Some 200 Jewish day school principals, teachers and senior Jewish studies educators from 34 countries and six continents are participating in the conference at Yad Vashem’s International School for Holocaust Studies, titled “The Shoah and Jewish Identity: Challenges in Jewish Education.”
One of the main goals of the fourday symposium is to explore and debate the place of Holocaust within Jewish identity, especially in the 21st century, when the number of survivors will grow ever smaller, and the ways in which Holocaust education will need to change in light of this reality.
Speaking to The Jerusalem Post, director of the International School for Holocaust Studies at Yad Vashem Dr. Eyal Kaminka described Jewish identity as a mosaic of numerous, multifaceted components.
As one of the most significant events of Jewish history, the Holocaust is a part of that mosaic, Kaminka said. It is not only the horrors of the Nazi genocide that should make up our understanding of the Holocaust, but the responses of those who experienced it as well, he said.
“When you talk about the Holocaust, you can also take strength from it and discover the life hidden inside the stories,” Kaminka said.
“In our educational approach, we’re trying not focus on the death mechanisms of the Holocaust, but on the living mechanisms, how people chose to live in during this time.
Yes, people died in the ghettos, but they also lived there, and they had to confront unimaginable choices.
While dying, they had to think about the living, they had to think about a vision for Jewish people and humanity as a whole after the Holocaust.”
Kaminka said the Yad Vashem conference is trying to put issues such as these, and others, on the table of Holocaust education and its connection to Jewish identity.
He added, however, that a critical component of Holocaust education must be to provide a monument “to the faceless people who died and who the world didn’t want to remember.”
Kaminka noted that in the recent Pew surveys of Jews in the US and Israel, three-quarters of US Jews, and two-thirds of Israeli Jews, said that remembering the Holocaust was an essential part of what it means to be Jewish.
“If it’s that central, let’s focus on the achievements of ethical values and decisions during the Shoah.
Let’s learn from that, and make that part of our identity,” he said.
One of the educators at the conference was Dr. Ethan Zaydoff, the cochair of the history department of the Frisch School, a coeducational yeshiva high school in Paramus, New Jersey.

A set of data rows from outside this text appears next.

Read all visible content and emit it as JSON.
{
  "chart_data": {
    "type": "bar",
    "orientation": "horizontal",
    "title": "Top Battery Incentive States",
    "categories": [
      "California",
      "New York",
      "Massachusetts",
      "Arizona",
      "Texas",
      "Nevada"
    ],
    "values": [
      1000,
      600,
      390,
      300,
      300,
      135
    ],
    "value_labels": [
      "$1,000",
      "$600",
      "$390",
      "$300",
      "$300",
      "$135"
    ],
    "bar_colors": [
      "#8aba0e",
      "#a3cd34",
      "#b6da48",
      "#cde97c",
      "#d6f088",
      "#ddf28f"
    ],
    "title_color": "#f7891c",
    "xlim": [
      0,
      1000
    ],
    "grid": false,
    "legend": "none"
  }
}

He said many of his pupils understood the Holocaust through family connections to the event, through Holocaust Remembrance Day events and the brutal historical reality.

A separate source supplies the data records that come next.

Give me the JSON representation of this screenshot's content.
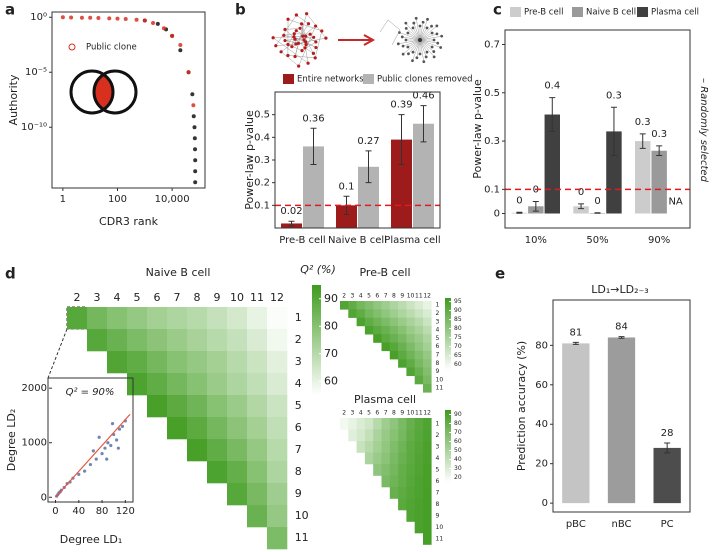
{
  "chart_data": [
    {
      "type": "scatter",
      "panel": "a",
      "xlabel": "CDR3 rank",
      "ylabel": "Authority",
      "xscale": "log",
      "yscale": "log",
      "xlim": [
        0.4,
        160000
      ],
      "ylim": [
        3e-16,
        3
      ],
      "xticks": [
        1,
        100,
        {
          "value": 10000,
          "label": "10,000"
        }
      ],
      "yticks": [
        {
          "value": 1,
          "label": "10⁰"
        },
        {
          "value": 1e-05,
          "label": "10⁻⁵"
        },
        {
          "value": 1e-10,
          "label": "10⁻¹⁰"
        }
      ],
      "series": [
        {
          "color": "#111111",
          "x": [
            1000,
            3000,
            6000,
            10000,
            20000,
            40000,
            55000,
            62000,
            66000,
            68000,
            69000,
            70000,
            70000,
            70000
          ],
          "values": [
            0.5,
            0.25,
            0.08,
            0.02,
            0.001,
            1e-05,
            1e-07,
            1e-09,
            1e-10,
            1e-11,
            1e-12,
            1e-13,
            1e-14,
            1e-15
          ]
        },
        {
          "name": "Public clone",
          "color": "#d7301f",
          "x": [
            1,
            2,
            5,
            10,
            20,
            50,
            100,
            200,
            500,
            1000,
            2000,
            5000,
            10000,
            20000,
            40000,
            60000
          ],
          "values": [
            1,
            0.95,
            0.9,
            0.9,
            0.85,
            0.8,
            0.75,
            0.7,
            0.6,
            0.5,
            0.3,
            0.1,
            0.02,
            0.003,
            1e-05,
            1e-08
          ]
        }
      ]
    },
    {
      "type": "bar",
      "panel": "b",
      "ylabel": "Power-law p-value",
      "categories": [
        "Pre-B cell",
        "Naive B cell",
        "Plasma cell"
      ],
      "series": [
        {
          "name": "Entire networks",
          "color": "#9e1b1b",
          "values": [
            0.02,
            0.1,
            0.39
          ],
          "errors": [
            0.01,
            0.04,
            0.11
          ]
        },
        {
          "name": "Public clones removed",
          "color": "#b3b3b3",
          "values": [
            0.36,
            0.27,
            0.46
          ],
          "errors": [
            0.08,
            0.07,
            0.08
          ]
        }
      ],
      "ylim": [
        0,
        0.6
      ],
      "yticks": [
        0.1,
        0.2,
        0.3,
        0.4,
        0.5
      ],
      "threshold": 0.1,
      "threshold_color": "#e31a1c"
    },
    {
      "type": "bar",
      "panel": "c",
      "ylabel": "Power-law p-value",
      "annotation": "– Randomly selected",
      "categories": [
        "10%",
        "50%",
        "90%"
      ],
      "series": [
        {
          "name": "Pre-B cell",
          "color": "#cccccc",
          "values": [
            0.003,
            0.03,
            0.3
          ],
          "errors": [
            0.002,
            0.01,
            0.03
          ],
          "value_labels": [
            "0",
            "0",
            "0.3"
          ]
        },
        {
          "name": "Naive B cell",
          "color": "#9a9a9a",
          "values": [
            0.03,
            0.002,
            0.26
          ],
          "errors": [
            0.02,
            0.001,
            0.02
          ],
          "value_labels": [
            "0",
            "0",
            "0.3"
          ]
        },
        {
          "name": "Plasma cell",
          "color": "#404040",
          "values": [
            0.41,
            0.34,
            null
          ],
          "errors": [
            0.07,
            0.1,
            null
          ],
          "value_labels": [
            "0.4",
            "0.3",
            "NA"
          ]
        }
      ],
      "ylim": [
        -0.06,
        0.76
      ],
      "yticks": [
        0,
        0.1,
        0.3,
        0.5,
        0.7
      ],
      "threshold": 0.1,
      "threshold_color": "#e31a1c"
    },
    {
      "type": "heatmap",
      "panel": "d",
      "title": "Naive B cell",
      "colorbar_label": "Q² (%)",
      "columns": [
        "2",
        "3",
        "4",
        "5",
        "6",
        "7",
        "8",
        "9",
        "10",
        "11",
        "12"
      ],
      "rows": [
        "1",
        "2",
        "3",
        "4",
        "5",
        "6",
        "7",
        "8",
        "9",
        "10",
        "11"
      ],
      "clim": [
        55,
        95
      ],
      "colorbar_ticks": [
        60,
        70,
        80,
        90
      ],
      "low_color": "#ffffff",
      "high_color": "#3f9b1e",
      "values": [
        [
          90,
          84,
          80,
          77,
          74,
          72,
          70,
          67,
          64,
          60,
          56
        ],
        [
          null,
          90,
          86,
          82,
          79,
          76,
          73,
          70,
          67,
          63,
          58
        ],
        [
          null,
          null,
          91,
          88,
          84,
          80,
          77,
          74,
          70,
          66,
          61
        ],
        [
          null,
          null,
          null,
          92,
          88,
          84,
          80,
          76,
          72,
          68,
          63
        ],
        [
          null,
          null,
          null,
          null,
          93,
          89,
          85,
          80,
          76,
          71,
          66
        ],
        [
          null,
          null,
          null,
          null,
          null,
          93,
          89,
          84,
          79,
          74,
          68
        ],
        [
          null,
          null,
          null,
          null,
          null,
          null,
          93,
          88,
          83,
          77,
          70
        ],
        [
          null,
          null,
          null,
          null,
          null,
          null,
          null,
          92,
          87,
          80,
          72
        ],
        [
          null,
          null,
          null,
          null,
          null,
          null,
          null,
          null,
          90,
          83,
          75
        ],
        [
          null,
          null,
          null,
          null,
          null,
          null,
          null,
          null,
          null,
          86,
          77
        ],
        [
          null,
          null,
          null,
          null,
          null,
          null,
          null,
          null,
          null,
          null,
          82
        ]
      ]
    },
    {
      "type": "scatter",
      "xlabel": "Degree LD₁",
      "ylabel": "Degree LD₂",
      "annotation": "Q² = 90%",
      "xlim": [
        -6,
        128
      ],
      "ylim": [
        -50,
        2150
      ],
      "xticks": [
        0,
        40,
        80,
        120
      ],
      "yticks": [
        0,
        1000,
        2000
      ],
      "series": [
        {
          "color": "#5a6fa8",
          "x": [
            2,
            4,
            6,
            8,
            10,
            15,
            20,
            25,
            30,
            40,
            50,
            60,
            65,
            70,
            75,
            80,
            85,
            88,
            90,
            95,
            98,
            100,
            105,
            108,
            110,
            115,
            120
          ],
          "values": [
            20,
            50,
            80,
            100,
            130,
            180,
            250,
            280,
            350,
            420,
            480,
            600,
            850,
            700,
            1100,
            800,
            900,
            700,
            1000,
            950,
            1350,
            1150,
            1050,
            900,
            1250,
            1300,
            1400
          ]
        },
        {
          "color": "#e8553f",
          "line": true,
          "x": [
            0,
            128
          ],
          "values": [
            0,
            1520
          ]
        }
      ]
    },
    {
      "type": "heatmap",
      "title": "Pre-B cell",
      "columns": [
        "2",
        "3",
        "4",
        "5",
        "6",
        "7",
        "8",
        "9",
        "10",
        "11",
        "12"
      ],
      "rows": [
        "1",
        "2",
        "3",
        "4",
        "5",
        "6",
        "7",
        "8",
        "9",
        "10",
        "11"
      ],
      "clim": [
        57,
        97
      ],
      "colorbar_ticks": [
        60,
        65,
        70,
        75,
        80,
        85,
        90,
        95
      ],
      "low_color": "#ffffff",
      "high_color": "#3f9b1e",
      "values": [
        [
          93,
          90,
          86,
          83,
          80,
          77,
          74,
          71,
          68,
          65,
          62
        ],
        [
          null,
          93,
          90,
          86,
          83,
          80,
          77,
          74,
          71,
          68,
          65
        ],
        [
          null,
          null,
          94,
          90,
          87,
          84,
          81,
          78,
          75,
          72,
          68
        ],
        [
          null,
          null,
          null,
          94,
          91,
          88,
          85,
          82,
          78,
          75,
          71
        ],
        [
          null,
          null,
          null,
          null,
          95,
          91,
          88,
          85,
          81,
          78,
          74
        ],
        [
          null,
          null,
          null,
          null,
          null,
          95,
          92,
          88,
          84,
          80,
          76
        ],
        [
          null,
          null,
          null,
          null,
          null,
          null,
          95,
          91,
          87,
          83,
          79
        ],
        [
          null,
          null,
          null,
          null,
          null,
          null,
          null,
          94,
          90,
          85,
          81
        ],
        [
          null,
          null,
          null,
          null,
          null,
          null,
          null,
          null,
          93,
          88,
          83
        ],
        [
          null,
          null,
          null,
          null,
          null,
          null,
          null,
          null,
          null,
          91,
          85
        ],
        [
          null,
          null,
          null,
          null,
          null,
          null,
          null,
          null,
          null,
          null,
          88
        ]
      ]
    },
    {
      "type": "heatmap",
      "title": "Plasma cell",
      "columns": [
        "2",
        "3",
        "4",
        "5",
        "6",
        "7",
        "8",
        "9",
        "10",
        "11",
        "12"
      ],
      "rows": [
        "1",
        "2",
        "3",
        "4",
        "5",
        "6",
        "7",
        "8",
        "9",
        "10",
        "11"
      ],
      "clim": [
        15,
        95
      ],
      "colorbar_ticks": [
        20,
        30,
        40,
        50,
        60,
        70,
        80,
        90
      ],
      "low_color": "#ffffff",
      "high_color": "#3f9b1e",
      "values": [
        [
          20,
          25,
          30,
          35,
          45,
          55,
          62,
          70,
          78,
          84,
          88
        ],
        [
          null,
          28,
          33,
          40,
          50,
          58,
          65,
          72,
          80,
          85,
          89
        ],
        [
          null,
          null,
          38,
          45,
          53,
          60,
          68,
          75,
          82,
          86,
          90
        ],
        [
          null,
          null,
          null,
          50,
          57,
          63,
          70,
          77,
          83,
          87,
          90
        ],
        [
          null,
          null,
          null,
          null,
          62,
          67,
          73,
          79,
          84,
          88,
          91
        ],
        [
          null,
          null,
          null,
          null,
          null,
          70,
          75,
          80,
          85,
          89,
          91
        ],
        [
          null,
          null,
          null,
          null,
          null,
          null,
          78,
          82,
          86,
          89,
          92
        ],
        [
          null,
          null,
          null,
          null,
          null,
          null,
          null,
          84,
          87,
          90,
          92
        ],
        [
          null,
          null,
          null,
          null,
          null,
          null,
          null,
          null,
          88,
          90,
          92
        ],
        [
          null,
          null,
          null,
          null,
          null,
          null,
          null,
          null,
          null,
          90,
          92
        ],
        [
          null,
          null,
          null,
          null,
          null,
          null,
          null,
          null,
          null,
          null,
          92
        ]
      ]
    },
    {
      "type": "bar",
      "panel": "e",
      "title": "LD₁→LD₂₋₃",
      "ylabel": "Prediction accuracy (%)",
      "categories": [
        "pBC",
        "nBC",
        "PC"
      ],
      "values": [
        81,
        84,
        28
      ],
      "errors": [
        0.5,
        0.4,
        2.5
      ],
      "colors": [
        "#c4c4c4",
        "#9c9c9c",
        "#4d4d4d"
      ],
      "ylim": [
        -4.5,
        103
      ],
      "yticks": [
        0,
        20,
        40,
        60,
        80
      ]
    }
  ]
}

But Zaydoff said that perspective ignores the different ways the Holocaust was experienced by different communities and individuals.
“We need to know how to place Holocaust in its historical context and have an understanding of the multiplicity of ways of looking at it,” hes said. “There is no one, uniform Holocaust story, and we need to appreciate that variety of experiences.”
Rabbi Naftali Schiff, executive director of the JRoots educational organization, said understanding the Holocaust is critical for Jews today, just like how understanding the events behind other Jewish disasters and triumphs has formed Jewish identity in the past.
“Hanukka is a happy time, but the Greeks weren’t so happy with us and neither were Romans, the Nazis and so on,” he said, referring to the present Jewish holiday.
Schiff said the triumphs of Jewish history such as the victory of the Seleucid Greeks at Hanukka, or the freedom from slavery in Egypt, must be understood in the context of the challenges, struggles and, in some instances, disasters that preceded them.
“You can’t only celebrate freedom, you have to understand what was behind the phenomenon of Hellenization and what was behind the enslavement in Egypt, just like you can only appreciate Israel and living in a free country if you understand where you come from,” he said.
Schiff said, however, that Holocaust education should not only be about the genocide of European Jewry.
“There was life before and there is life after the Holocaust,” he said.
“Jews were imbued with values before it, and they were preserved after it. I don’t want people to be Jewish because Jews died, but the Holocaust is as much a part of Jewish consciousness as is Passover, Purim and Hanukka, and as such needs to be incorporated in Jewish education and identity.”